Para ajudar as empresas domésticas a crescer internacionalmente, os governos precisam garantir que suas políticas conduzam à atração de capital humano e financeiro do exterior. O Reino Unido parece entender isso. Por meio do seu Biobank, banco biomédico de dados de grande escala e recursos de pesquisa, está aproveitando os dados do National Health Service (NHS) para construir parcerias com empresas e pesquisadores globais, levando ao desenvolvimento de novos medicamentos.

Terceiro, a inovação médica requer consideráveis fundos ​​dos setores público e privado. Aqui, a Europa continua a seguir os Estados Unidos. Será necessário muito mais financiamento  para recuperar o atraso e – talvez mais importante – não ser ultrapassado pela China na corrida global da biotecnologia.

Por fim, para garantir a sustentabilidade financeira e um contínuo ciclo de investimento, os incentivos de mercado e políticas devem estar alinhados para recompensar a inovação. Aqui,  também, a Europa está muito atrás dos EUA. Como o mercado europeu é tão fragmentado, leva muito mais tempo para que ali as inovações se tornem acessíveis, levando a menores retornos sobre o investimento. Entre as oportunidades limitadas de crescimento e os riscos comerciais associados ao acesso desfavorável ao mercado, existem muitos desincentivos ao investimento em capacidade de pesquisa e ensaios clínicos.

Um mercado europeu mais unificado, onde as inovações sejam avaliadas de forma oportuna e confiável, poderia resolver esses problemas e criar um círculo virtuoso de investimento e crescimento. Mas isso exigirá uma mudança de mentalidade. Os tomadores de decisão precisam começar a olhar para a inovação em ciências da vida como um investimento estratégico em vez de um ônus de serviços de saúde.
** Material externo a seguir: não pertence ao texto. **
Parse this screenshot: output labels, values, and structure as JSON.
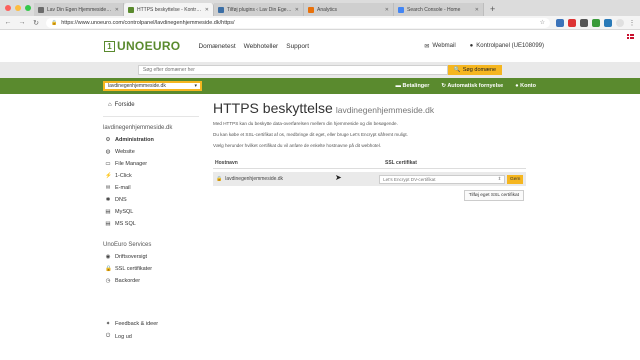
{
  "browser": {
    "tabs": [
      {
        "title": "Lav Din Egen Hjemmeside Mo...",
        "favicon_color": "#6b6b6b"
      },
      {
        "title": "HTTPS beskyttelse - Kontrolp...",
        "favicon_color": "#5a8a2e",
        "active": true
      },
      {
        "title": "Tilføj plugins ‹ Lav Din Egen H...",
        "favicon_color": "#3b6ea5"
      },
      {
        "title": "Analytics",
        "favicon_color": "#e8710a"
      },
      {
        "title": "Search Console - Home",
        "favicon_color": "#4285f4"
      }
    ],
    "new_tab": "+",
    "url": "https://www.unoeuro.com/controlpanel/lavdinegenhjemmeside.dk/https/"
  },
  "header": {
    "logo_box": "1",
    "logo_word": "UNOEURO",
    "nav": [
      "Domænetest",
      "Webhoteller",
      "Support"
    ],
    "webmail": "Webmail",
    "kontrolpanel": "Kontrolpanel (UE108099)"
  },
  "domain_search": {
    "placeholder": "Søg efter domæner her",
    "button": "Søg domæne"
  },
  "greenbar": {
    "selected_domain": "lavdinegenhjemmeside.dk",
    "links": [
      "Betalinger",
      "Automatisk fornyelse",
      "Konto"
    ]
  },
  "sidebar": {
    "frontpage": "Forside",
    "domain_heading": "lavdinegenhjemmeside.dk",
    "items": [
      {
        "label": "Administration",
        "icon": "gear-icon",
        "glyph": "⚙",
        "bold": true
      },
      {
        "label": "Website",
        "icon": "globe-icon",
        "glyph": "◍"
      },
      {
        "label": "File Manager",
        "icon": "folder-icon",
        "glyph": "▭"
      },
      {
        "label": "1-Click",
        "icon": "bolt-icon",
        "glyph": "⚡"
      },
      {
        "label": "E-mail",
        "icon": "envelope-icon",
        "glyph": "✉"
      },
      {
        "label": "DNS",
        "icon": "network-icon",
        "glyph": "✱"
      },
      {
        "label": "MySQL",
        "icon": "database-icon",
        "glyph": "▤"
      },
      {
        "label": "MS SQL",
        "icon": "database-icon",
        "glyph": "▤"
      }
    ],
    "services_heading": "UnoEuro Services",
    "services": [
      {
        "label": "Driftsoversigt",
        "icon": "monitor-icon",
        "glyph": "◉"
      },
      {
        "label": "SSL certifikater",
        "icon": "lock-icon",
        "glyph": "🔒"
      },
      {
        "label": "Backorder",
        "icon": "clock-icon",
        "glyph": "◷"
      }
    ],
    "footer": [
      {
        "label": "Feedback & ideer",
        "icon": "lightbulb-icon",
        "glyph": "✦"
      },
      {
        "label": "Log ud",
        "icon": "power-icon",
        "glyph": "⏻"
      }
    ]
  },
  "main": {
    "title": "HTTPS beskyttelse",
    "title_domain": "lavdinegenhjemmeside.dk",
    "p1": "Med HTTPS kan du beskytte data-overførelsen mellem din hjemmeside og din besøgende.",
    "p2": "Du kan købe et SSL-certifikat af os, medbringe dit eget, eller bruge Let's Encrypt såfremt muligt.",
    "p3": "Vælg herunder hvilket certifikat du vil anføre de enkelte hostnavne på dit webhotel.",
    "col_host": "Hostnavn",
    "col_ssl": "SSL certifikat",
    "row_host": "lavdinegenhjemmeside.dk",
    "row_select": "Let's Encrypt DV-certifikat",
    "save": "Gem",
    "add_cert": "Tilføj eget SSL certifikat"
  },
  "colors": {
    "brand_green": "#5a8a2e",
    "accent_yellow": "#f5b620"
  }
}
Também precisam melhorar o acesso a novas avanços, como o NHS fez com sua iniciativa de gestão de saúde da população, usando os históricos médicos dos pacientes para fornecer acesso antecipado e amplo a novos tratamentos. Existem muitas outras soluções inovadoras, mas leva-las até a adoção e  o uso exigirá mais diálogo e um novo pacto social entre o setor de biotecnologia, formuladores de políticas e o público.